According to Viraj Patel, Research Analyst at ING, any BoE-fuelled sterling rally may be on its last legs; what they have defined as a ‘withdrawal of stimulus’ hiking cycle is now priced into the currency given that the 2- to 3-year part of the UK curve implies 65-75bp worth of future BoE tightening.

Key Quotes

“Anything more would be an overshoot in our view and therefore expect Governor Carney's speech at the IMF today to acutely manage market expectations.”

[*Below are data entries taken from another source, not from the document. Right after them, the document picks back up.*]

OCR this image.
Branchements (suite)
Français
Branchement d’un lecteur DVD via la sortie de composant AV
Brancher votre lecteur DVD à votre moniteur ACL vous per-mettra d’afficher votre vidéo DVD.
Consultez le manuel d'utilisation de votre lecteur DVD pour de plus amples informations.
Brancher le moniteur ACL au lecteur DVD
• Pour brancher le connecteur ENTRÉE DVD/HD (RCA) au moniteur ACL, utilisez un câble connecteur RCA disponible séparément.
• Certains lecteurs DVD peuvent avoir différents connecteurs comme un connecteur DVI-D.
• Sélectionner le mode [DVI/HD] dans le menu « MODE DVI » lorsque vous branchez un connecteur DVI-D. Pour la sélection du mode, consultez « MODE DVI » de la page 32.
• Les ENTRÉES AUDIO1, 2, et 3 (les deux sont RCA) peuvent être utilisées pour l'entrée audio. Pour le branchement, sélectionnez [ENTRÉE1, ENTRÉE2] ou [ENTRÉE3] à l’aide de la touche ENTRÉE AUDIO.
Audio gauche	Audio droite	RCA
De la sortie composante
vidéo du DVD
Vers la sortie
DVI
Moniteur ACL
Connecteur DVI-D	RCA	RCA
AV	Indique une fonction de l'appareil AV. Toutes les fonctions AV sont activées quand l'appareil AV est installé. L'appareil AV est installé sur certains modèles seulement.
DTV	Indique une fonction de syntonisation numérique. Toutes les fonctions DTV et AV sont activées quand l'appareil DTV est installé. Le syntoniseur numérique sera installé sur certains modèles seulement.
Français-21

“The medium-term narrative for GBP will continue to be dominated by Brexit, with PM Theresa May's keynote speech in Florence taking centre stage (Friday). The risks are that it provides little clarity on the near-term obstacles – such as the EU divorce bill and transitional arrangements – required to move onto the next stage of Brexit talks and remove the veil of political uncertainty clouding GBP markets. While most of the media focus has been on the political motivations behind Boris Johnson's Telegraph article, the Foreign Secretary's unsolicited intervention over the weekend does suggest a lack of consensus within the cabinet over the PM's Brexit vision. A lack of clarification on the government's transition deal position – or any announcement short of a three-year status-quo transition period – means that we could see the uncertainty channel act as a limiting factor for GBP upside in the near-term. Look for GBP/$ gains to be capped around 1.3680 this week.”